Parker tente de meubler le silence comme il peut. Ses efforts sont remarquables. Isaac prend part à la conversation et même Travis parvient à se laisser distraire l'espace de quelques minutes. Moi, je n'y parviens pas. J'ai besoin d'une clope, d'une bonne bière et peut-être des bras et du corps de mon homme pour me sentir mieux. Avant, je me serais réfugier dans une bonne dose de poudre. J'y pense encore parfois. À quel point la drogue m'a fait chuté mais m'a aussi donné l'illusion de pouvoir oublier et me sentir plus fort. C'est des conneries. Cela ne dure qu'un temps. Ensuite, on redescend, on se sent minable et on recommence. Éternel cercle infernal. On ne s'en aperçoit que quand on en est sorti. Jamais replonger ne m'a paru une solution envisageable.

Les pneus crissent sur les graviers devant la petite maison. Je suis le premier à sortir du véhicule. Je ressens déjà la plénitude de cet endroit. C'est isolé, calme, entouré de verdure. C'est parfait. J'aide les autres à sortir bagages et provisions et suis Travis qui ouvre la marche. Si tôt dans la cuisine qu'il décapsule quatre canettes. Je m'empresse d'en saisir une et laisse le goût envahir mes papilles.

- Va doucement, murmure Isaac en embrassant ma tempe.
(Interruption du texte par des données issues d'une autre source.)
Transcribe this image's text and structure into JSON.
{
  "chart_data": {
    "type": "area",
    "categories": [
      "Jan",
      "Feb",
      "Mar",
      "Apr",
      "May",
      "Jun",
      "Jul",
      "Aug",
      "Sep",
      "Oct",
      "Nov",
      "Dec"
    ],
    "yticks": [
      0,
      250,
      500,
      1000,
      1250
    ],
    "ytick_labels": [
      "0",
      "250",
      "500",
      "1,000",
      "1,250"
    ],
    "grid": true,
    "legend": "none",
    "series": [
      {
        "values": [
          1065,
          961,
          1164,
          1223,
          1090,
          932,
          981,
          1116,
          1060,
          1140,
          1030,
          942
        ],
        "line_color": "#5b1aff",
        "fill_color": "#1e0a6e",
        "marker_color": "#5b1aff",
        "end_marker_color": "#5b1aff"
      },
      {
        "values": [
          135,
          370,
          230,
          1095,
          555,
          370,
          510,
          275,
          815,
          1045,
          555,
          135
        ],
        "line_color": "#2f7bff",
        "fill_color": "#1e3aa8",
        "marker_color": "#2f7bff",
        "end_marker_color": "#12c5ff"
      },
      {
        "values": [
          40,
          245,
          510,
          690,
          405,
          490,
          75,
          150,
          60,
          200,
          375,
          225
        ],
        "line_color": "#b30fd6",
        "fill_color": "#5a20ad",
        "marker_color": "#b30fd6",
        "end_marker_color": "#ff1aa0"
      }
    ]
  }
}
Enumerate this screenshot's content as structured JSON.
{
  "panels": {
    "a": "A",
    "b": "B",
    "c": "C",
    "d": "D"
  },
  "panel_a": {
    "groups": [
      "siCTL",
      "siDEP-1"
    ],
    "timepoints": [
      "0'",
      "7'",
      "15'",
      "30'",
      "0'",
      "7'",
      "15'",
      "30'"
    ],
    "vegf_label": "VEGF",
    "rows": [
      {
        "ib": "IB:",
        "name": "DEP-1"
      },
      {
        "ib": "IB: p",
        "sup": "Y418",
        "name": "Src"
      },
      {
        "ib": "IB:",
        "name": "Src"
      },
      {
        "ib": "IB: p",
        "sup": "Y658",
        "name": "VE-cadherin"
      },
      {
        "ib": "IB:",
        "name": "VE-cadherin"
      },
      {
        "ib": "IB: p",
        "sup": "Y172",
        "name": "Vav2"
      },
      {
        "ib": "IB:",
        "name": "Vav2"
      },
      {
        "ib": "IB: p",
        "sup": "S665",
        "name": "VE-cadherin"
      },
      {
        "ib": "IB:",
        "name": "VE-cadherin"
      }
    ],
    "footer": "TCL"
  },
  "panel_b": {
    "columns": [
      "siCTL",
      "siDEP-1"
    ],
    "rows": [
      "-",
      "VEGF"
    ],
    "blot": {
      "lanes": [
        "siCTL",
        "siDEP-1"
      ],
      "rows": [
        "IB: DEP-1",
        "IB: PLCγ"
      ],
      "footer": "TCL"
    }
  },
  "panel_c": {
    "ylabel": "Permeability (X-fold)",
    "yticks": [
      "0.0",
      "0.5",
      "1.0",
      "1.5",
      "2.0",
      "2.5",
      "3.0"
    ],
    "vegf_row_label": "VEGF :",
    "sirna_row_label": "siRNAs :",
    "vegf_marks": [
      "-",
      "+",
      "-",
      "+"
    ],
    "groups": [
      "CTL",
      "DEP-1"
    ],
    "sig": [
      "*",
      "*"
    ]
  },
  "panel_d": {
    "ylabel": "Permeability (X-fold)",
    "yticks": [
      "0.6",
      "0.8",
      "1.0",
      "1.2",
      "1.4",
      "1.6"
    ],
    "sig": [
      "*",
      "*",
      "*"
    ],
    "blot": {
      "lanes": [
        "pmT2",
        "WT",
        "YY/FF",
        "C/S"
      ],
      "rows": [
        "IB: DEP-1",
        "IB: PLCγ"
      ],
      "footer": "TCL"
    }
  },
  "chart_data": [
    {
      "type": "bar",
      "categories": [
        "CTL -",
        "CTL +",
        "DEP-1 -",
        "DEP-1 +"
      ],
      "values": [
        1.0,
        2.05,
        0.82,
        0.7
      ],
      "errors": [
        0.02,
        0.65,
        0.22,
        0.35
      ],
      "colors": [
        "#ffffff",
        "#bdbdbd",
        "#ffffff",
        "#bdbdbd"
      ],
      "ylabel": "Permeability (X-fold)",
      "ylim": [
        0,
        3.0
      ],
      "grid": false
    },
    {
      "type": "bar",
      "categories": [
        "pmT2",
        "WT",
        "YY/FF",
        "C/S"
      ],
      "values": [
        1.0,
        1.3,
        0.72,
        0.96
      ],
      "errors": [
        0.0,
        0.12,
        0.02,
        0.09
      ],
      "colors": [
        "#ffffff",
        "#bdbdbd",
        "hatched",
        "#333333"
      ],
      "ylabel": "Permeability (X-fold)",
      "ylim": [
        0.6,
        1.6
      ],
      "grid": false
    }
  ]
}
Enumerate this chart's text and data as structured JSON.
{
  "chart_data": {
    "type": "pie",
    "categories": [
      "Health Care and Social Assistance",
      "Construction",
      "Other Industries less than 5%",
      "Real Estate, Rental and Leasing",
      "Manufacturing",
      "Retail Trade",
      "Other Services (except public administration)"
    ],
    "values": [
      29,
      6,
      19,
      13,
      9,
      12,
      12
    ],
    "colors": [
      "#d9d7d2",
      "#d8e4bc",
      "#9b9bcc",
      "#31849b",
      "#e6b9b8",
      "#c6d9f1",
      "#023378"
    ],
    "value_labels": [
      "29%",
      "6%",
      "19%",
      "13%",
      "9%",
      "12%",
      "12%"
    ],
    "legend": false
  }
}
J'aimerais lui dire qu'il n'est ni ma mère ni ma nounou, que je sais ce que je fais et que ce n'est pas parce que je vais boire une bière à la vitesse de la lumière que je vais partir en sucette pour autant. Seulement, je me retiens. Il ne mérite pas que je sois désagréable avec lui alors qu'il souhaite juste prendre soin de moi. De celui qu'il aime. Et puis, sa présence tout à l'heure à mes côtés, les preuves d'affection qu'il m'a offertes alors que nous étions sur son lieu de travail et que des cons aux mentalités réduites rôdent dans le coin, m'a fait énormément de bien. Comme toujours. Il est parfait. Je me dois d'être juste envers lui.

- Oui, ne t'inquiète pas, réponds-je avant de grimper mettre nos sacs dans la chambre.

Je ne m'attarde pas, redescends et les retrouve dans le jardin. Parker essaie d'allumer le barbecue alors que Travis apporte des munitions sous le regard blasé d'Isaac. Je ne suis pas le seul à vouloir arrêter de penser ce soir. Je me laisse tomber sur une chaise et allume une clope, le regard perdu sur le ciel. Comprenant certainement que j'ai encore besoin de digérer tout ça, mon petit ami s'éloigne pour prêter main forte à son collègue. Travis met immédiatement les pieds dans le plat.